Using LibSVM in Java
For the past couple of months, I’ve been trying to get my feet wet with machine learning and started work on implementing a Behavioral Authentication mechanism for Android devices using Support Vector Machines (more on that later in another blog post). SVM is a relatively popular classifier which seemed appropriate for a beginner like me, and everything did go well until I had to implement the R prototype in Java.

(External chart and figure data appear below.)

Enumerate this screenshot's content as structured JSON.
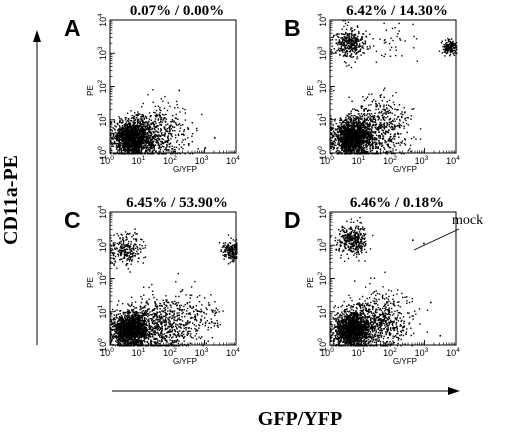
{
  "figure": {
    "ylabel": "CD11a-PE",
    "xlabel": "GFP/YFP"
  },
  "chart_data": [
    {
      "panel": "A",
      "type": "scatter",
      "title": "0.07% / 0.00%",
      "xlabel": "G/YFP",
      "ylabel": "PE",
      "xscale": "log",
      "yscale": "log",
      "xlim": [
        1,
        10000
      ],
      "ylim": [
        1,
        10000
      ],
      "xticks": [
        1,
        10,
        100,
        1000,
        10000
      ],
      "yticks": [
        1,
        10,
        100,
        1000,
        10000
      ],
      "tick_base": "10",
      "tick_exponents": [
        "0",
        "1",
        "2",
        "3",
        "4"
      ],
      "populations": [
        {
          "x": 5,
          "y": 3,
          "spread": 0.3,
          "points": 1500
        },
        {
          "x": 30,
          "y": 4,
          "spread": 0.45,
          "points": 500
        }
      ],
      "scattered_points": [
        [
          300,
          2
        ],
        [
          1000,
          1.5
        ],
        [
          2000,
          3
        ],
        [
          150,
          80
        ],
        [
          60,
          1.3
        ]
      ]
    },
    {
      "panel": "B",
      "type": "scatter",
      "title": "6.42% / 14.30%",
      "xlabel": "G/YFP",
      "ylabel": "PE",
      "xscale": "log",
      "yscale": "log",
      "xlim": [
        1,
        10000
      ],
      "ylim": [
        1,
        10000
      ],
      "xticks": [
        1,
        10,
        100,
        1000,
        10000
      ],
      "yticks": [
        1,
        10,
        100,
        1000,
        10000
      ],
      "tick_base": "10",
      "tick_exponents": [
        "0",
        "1",
        "2",
        "3",
        "4"
      ],
      "populations": [
        {
          "x": 5,
          "y": 3,
          "spread": 0.3,
          "points": 1500
        },
        {
          "x": 30,
          "y": 6,
          "spread": 0.5,
          "points": 600
        },
        {
          "x": 4,
          "y": 2000,
          "spread": 0.25,
          "points": 350
        },
        {
          "x": 6000,
          "y": 1500,
          "spread": 0.12,
          "points": 150
        },
        {
          "x": 100,
          "y": 2000,
          "spread": 0.4,
          "points": 40
        }
      ],
      "scattered_points": []
    },
    {
      "panel": "C",
      "type": "scatter",
      "title": "6.45% / 53.90%",
      "xlabel": "G/YFP",
      "ylabel": "PE",
      "xscale": "log",
      "yscale": "log",
      "xlim": [
        1,
        10000
      ],
      "ylim": [
        1,
        10000
      ],
      "xticks": [
        1,
        10,
        100,
        1000,
        10000
      ],
      "yticks": [
        1,
        10,
        100,
        1000,
        10000
      ],
      "tick_base": "10",
      "tick_exponents": [
        "0",
        "1",
        "2",
        "3",
        "4"
      ],
      "populations": [
        {
          "x": 4,
          "y": 3,
          "spread": 0.3,
          "points": 1500
        },
        {
          "x": 40,
          "y": 4,
          "spread": 0.5,
          "points": 700
        },
        {
          "x": 3,
          "y": 800,
          "spread": 0.25,
          "points": 250
        },
        {
          "x": 7000,
          "y": 700,
          "spread": 0.15,
          "points": 200
        },
        {
          "x": 800,
          "y": 8,
          "spread": 0.4,
          "points": 120
        }
      ],
      "scattered_points": []
    },
    {
      "panel": "D",
      "type": "scatter",
      "title": "6.46% / 0.18%",
      "xlabel": "G/YFP",
      "ylabel": "PE",
      "xscale": "log",
      "yscale": "log",
      "xlim": [
        1,
        10000
      ],
      "ylim": [
        1,
        10000
      ],
      "xticks": [
        1,
        10,
        100,
        1000,
        10000
      ],
      "yticks": [
        1,
        10,
        100,
        1000,
        10000
      ],
      "tick_base": "10",
      "tick_exponents": [
        "0",
        "1",
        "2",
        "3",
        "4"
      ],
      "annotation": "mock",
      "populations": [
        {
          "x": 5,
          "y": 3,
          "spread": 0.3,
          "points": 1500
        },
        {
          "x": 30,
          "y": 5,
          "spread": 0.5,
          "points": 650
        },
        {
          "x": 5,
          "y": 1500,
          "spread": 0.25,
          "points": 350
        }
      ],
      "scattered_points": [
        [
          400,
          1500
        ],
        [
          900,
          1200
        ],
        [
          1500,
          20
        ],
        [
          3000,
          2
        ]
      ]
    }
  ]
}
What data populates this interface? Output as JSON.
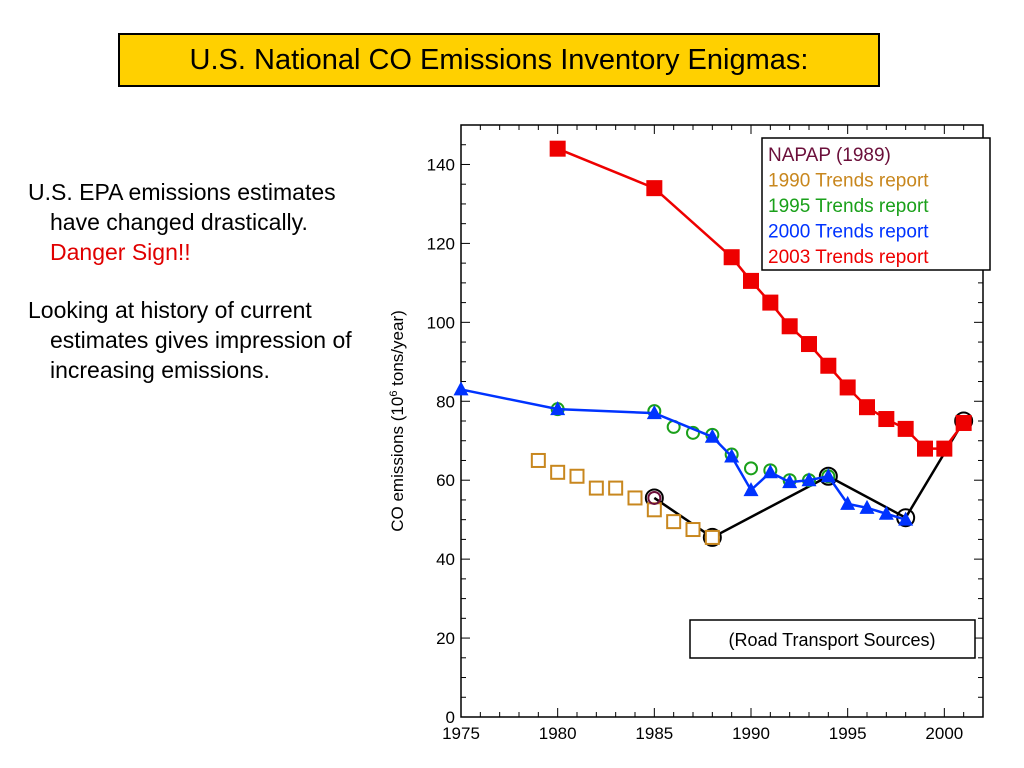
{
  "slide": {
    "title": "U.S. National CO Emissions Inventory Enigmas:",
    "bullets": [
      {
        "text": "U.S. EPA emissions estimates have changed drastically.",
        "warning": "Danger Sign!!"
      },
      {
        "text": "Looking at history of current estimates gives impression of increasing emissions."
      }
    ]
  },
  "chart_data": {
    "type": "line",
    "title": "",
    "xlabel": "",
    "ylabel": "CO emissions (10",
    "ylabel_superscript": "6",
    "ylabel_suffix": " tons/year)",
    "xlim": [
      1975,
      2002
    ],
    "ylim": [
      0,
      150
    ],
    "xticks": [
      1975,
      1980,
      1985,
      1990,
      1995,
      2000
    ],
    "yticks": [
      0,
      20,
      40,
      60,
      80,
      100,
      120,
      140
    ],
    "legend_placement": "top-right",
    "annotation": "(Road Transport Sources)",
    "series": [
      {
        "name": "NAPAP  (1989)",
        "color": "#6b0f3a",
        "marker": "open-circle",
        "line": false,
        "points": [
          [
            1985,
            55.5
          ]
        ]
      },
      {
        "name": "1990 Trends report",
        "color": "#c8871e",
        "marker": "open-square",
        "line": false,
        "points": [
          [
            1979,
            65
          ],
          [
            1980,
            62
          ],
          [
            1981,
            61
          ],
          [
            1982,
            58
          ],
          [
            1983,
            58
          ],
          [
            1984,
            55.5
          ],
          [
            1985,
            52.5
          ],
          [
            1986,
            49.5
          ],
          [
            1987,
            47.5
          ],
          [
            1988,
            45.5
          ]
        ]
      },
      {
        "name": "1995 Trends report",
        "color": "#1aa01a",
        "marker": "open-circle",
        "line": false,
        "points": [
          [
            1980,
            78
          ],
          [
            1985,
            77.5
          ],
          [
            1986,
            73.5
          ],
          [
            1987,
            72
          ],
          [
            1988,
            71.5
          ],
          [
            1989,
            66.5
          ],
          [
            1990,
            63
          ],
          [
            1991,
            62.5
          ],
          [
            1992,
            60
          ],
          [
            1993,
            60
          ],
          [
            1994,
            61
          ]
        ]
      },
      {
        "name": "2000 Trends report",
        "color": "#0033ff",
        "marker": "filled-triangle",
        "line": true,
        "points": [
          [
            1975,
            83
          ],
          [
            1980,
            78
          ],
          [
            1985,
            77
          ],
          [
            1988,
            71
          ],
          [
            1989,
            66
          ],
          [
            1990,
            57.5
          ],
          [
            1991,
            62
          ],
          [
            1992,
            59.5
          ],
          [
            1993,
            60
          ],
          [
            1994,
            61
          ],
          [
            1995,
            54
          ],
          [
            1996,
            53
          ],
          [
            1997,
            51.5
          ],
          [
            1998,
            50
          ]
        ]
      },
      {
        "name": "2003 Trends report",
        "color": "#ee0000",
        "marker": "filled-square",
        "line": true,
        "points": [
          [
            1980,
            144
          ],
          [
            1985,
            134
          ],
          [
            1989,
            116.5
          ],
          [
            1990,
            110.5
          ],
          [
            1991,
            105
          ],
          [
            1992,
            99
          ],
          [
            1993,
            94.5
          ],
          [
            1994,
            89
          ],
          [
            1995,
            83.5
          ],
          [
            1996,
            78.5
          ],
          [
            1997,
            75.5
          ],
          [
            1998,
            73
          ],
          [
            1999,
            68
          ],
          [
            2000,
            68
          ],
          [
            2001,
            74.5
          ]
        ]
      },
      {
        "name": "",
        "color": "#000000",
        "marker": "open-circle-black",
        "line": true,
        "in_legend": false,
        "points": [
          [
            1985,
            55.5
          ],
          [
            1988,
            45.5
          ],
          [
            1994,
            61
          ],
          [
            1998,
            50.5
          ],
          [
            2001,
            75
          ]
        ]
      }
    ]
  }
}
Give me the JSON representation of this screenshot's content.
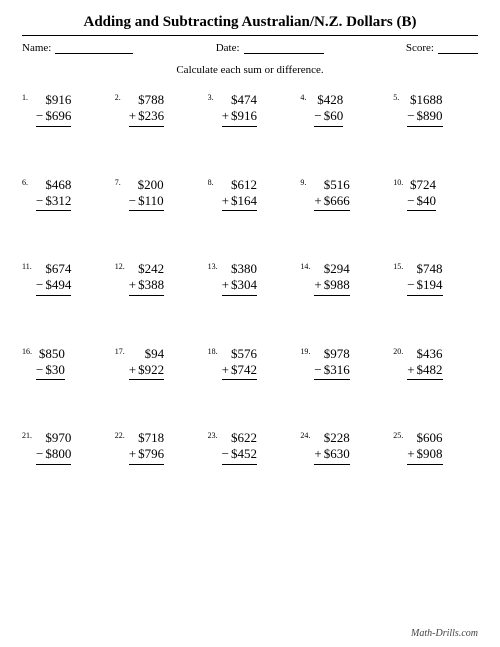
{
  "title": "Adding and Subtracting Australian/N.Z. Dollars (B)",
  "labels": {
    "name": "Name:",
    "date": "Date:",
    "score": "Score:"
  },
  "instruction": "Calculate each sum or difference.",
  "footer": "Math-Drills.com",
  "currency": "$",
  "problems": [
    {
      "n": "1.",
      "a": 916,
      "b": 696,
      "op": "−"
    },
    {
      "n": "2.",
      "a": 788,
      "b": 236,
      "op": "+"
    },
    {
      "n": "3.",
      "a": 474,
      "b": 916,
      "op": "+"
    },
    {
      "n": "4.",
      "a": 428,
      "b": 60,
      "op": "−"
    },
    {
      "n": "5.",
      "a": 1688,
      "b": 890,
      "op": "−"
    },
    {
      "n": "6.",
      "a": 468,
      "b": 312,
      "op": "−"
    },
    {
      "n": "7.",
      "a": 200,
      "b": 110,
      "op": "−"
    },
    {
      "n": "8.",
      "a": 612,
      "b": 164,
      "op": "+"
    },
    {
      "n": "9.",
      "a": 516,
      "b": 666,
      "op": "+"
    },
    {
      "n": "10.",
      "a": 724,
      "b": 40,
      "op": "−"
    },
    {
      "n": "11.",
      "a": 674,
      "b": 494,
      "op": "−"
    },
    {
      "n": "12.",
      "a": 242,
      "b": 388,
      "op": "+"
    },
    {
      "n": "13.",
      "a": 380,
      "b": 304,
      "op": "+"
    },
    {
      "n": "14.",
      "a": 294,
      "b": 988,
      "op": "+"
    },
    {
      "n": "15.",
      "a": 748,
      "b": 194,
      "op": "−"
    },
    {
      "n": "16.",
      "a": 850,
      "b": 30,
      "op": "−"
    },
    {
      "n": "17.",
      "a": 94,
      "b": 922,
      "op": "+"
    },
    {
      "n": "18.",
      "a": 576,
      "b": 742,
      "op": "+"
    },
    {
      "n": "19.",
      "a": 978,
      "b": 316,
      "op": "−"
    },
    {
      "n": "20.",
      "a": 436,
      "b": 482,
      "op": "+"
    },
    {
      "n": "21.",
      "a": 970,
      "b": 800,
      "op": "−"
    },
    {
      "n": "22.",
      "a": 718,
      "b": 796,
      "op": "+"
    },
    {
      "n": "23.",
      "a": 622,
      "b": 452,
      "op": "−"
    },
    {
      "n": "24.",
      "a": 228,
      "b": 630,
      "op": "+"
    },
    {
      "n": "25.",
      "a": 606,
      "b": 908,
      "op": "+"
    }
  ],
  "style": {
    "page_bg": "#ffffff",
    "text_color": "#000000",
    "title_fontsize": 15,
    "body_fontsize": 13,
    "num_fontsize": 8,
    "font_family": "Times New Roman"
  }
}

I went with One-Class SVM for modelling purposes, and the obvious choice was the libsvm
library by Chih-Jen Lin, but there’s virtually no documentation for the Java
version either on their homepage or Github, simply referencing
their C documentation for Java implementations. So after digging through all of their Java
examples, I had a basic version of my port ready, but it gave wildly different results
compared to the R version.
Turns out you need to scale and normalize all data values between 0
and 1
, at least for
OC-SVM
. These are the double
values using which you construct the svm_node
2D Array
x
in the svm_problem
object. Without doing this, the classifier just goes bat-shit
crazy and just spits out random values. I imagine the R version of the library does that
automatically the for given data. Other than that, you also don’t need to have an extra
svm_node
object with an index of -1
at the end of the x[]
arrays to denote the end
of the vector (like the C version).
For running the One-Class classifier, everything else was pretty much same as the C code or the available Java examples, but I would usually use some sort of helper function to build the node arrays. For example, for building 2D points on a plane, I used something like this:
public static svm_node[] buildPoint(double x, double y) {
svm_node[] point = new svm_node[2];
// x
point[0] = new svm_node();
point[0].index = 1;
point[0].value = x;
// y
point[1] = new svm_node();
point[1].index = 2;
point[1].value = y;
return point;
}
Combine many of these together and you get the 2D array svm_node[][]
we need for the
SVM problem. Building the model is pretty straight-forward (use your own gamma & nu values
depending on your data):
public static svm_model buildModel(svm_node[][] nodes) {
// Build Parameters
svm_parameter param = new svm_parameter();
param.svm_type = svm_parameter.ONE_CLASS;
param.kernel_type = svm_parameter.RBF;
param.gamma = 0.802;
param.nu = 0.1608;
param.cache_size = 100;
// Build Problem
svm_problem problem = new svm_problem();
problem.x = nodes;
problem.l = nodes.length;
problem.y = prepareY(nodes.length);
// Build Model
return svm.svm_train(problem, param);
}
private static double[] prepareY(int size) {
double[] y = new double[size];
for (int i=0; i < size; i++)
y[i] = 1;
return y;
}
For classificiation, there’s the svm.svm_predict(model, nodes)
function that returns
either a -1
or +1
for one-class, but there’s another method available:
svm.svm_predict_values(m, n, v)
that can give you a prediction confidence score used
to return the positive or negative one. For RBF
, this score means the distance from
the center of the elliptical hyperplane drawn during modelling. Getting this “score” is
a bit different since this function itself also returns either a -1
or +1
. You have
to pass a 2-element array as the third argument to this function. After calling it, the
first value of the array will contain the score:
public static double predict(svm_model model, svm_node[] nodes) {
double[] scores = new double[2];
double result = svm.svm_predict_values(model, nodes, values);
return scores[0];
}
I really hope someone writes a better version/wrapper of LibSVM in Java, or improves the documentation so beginners like me can avoid wasting hours over implementation issues.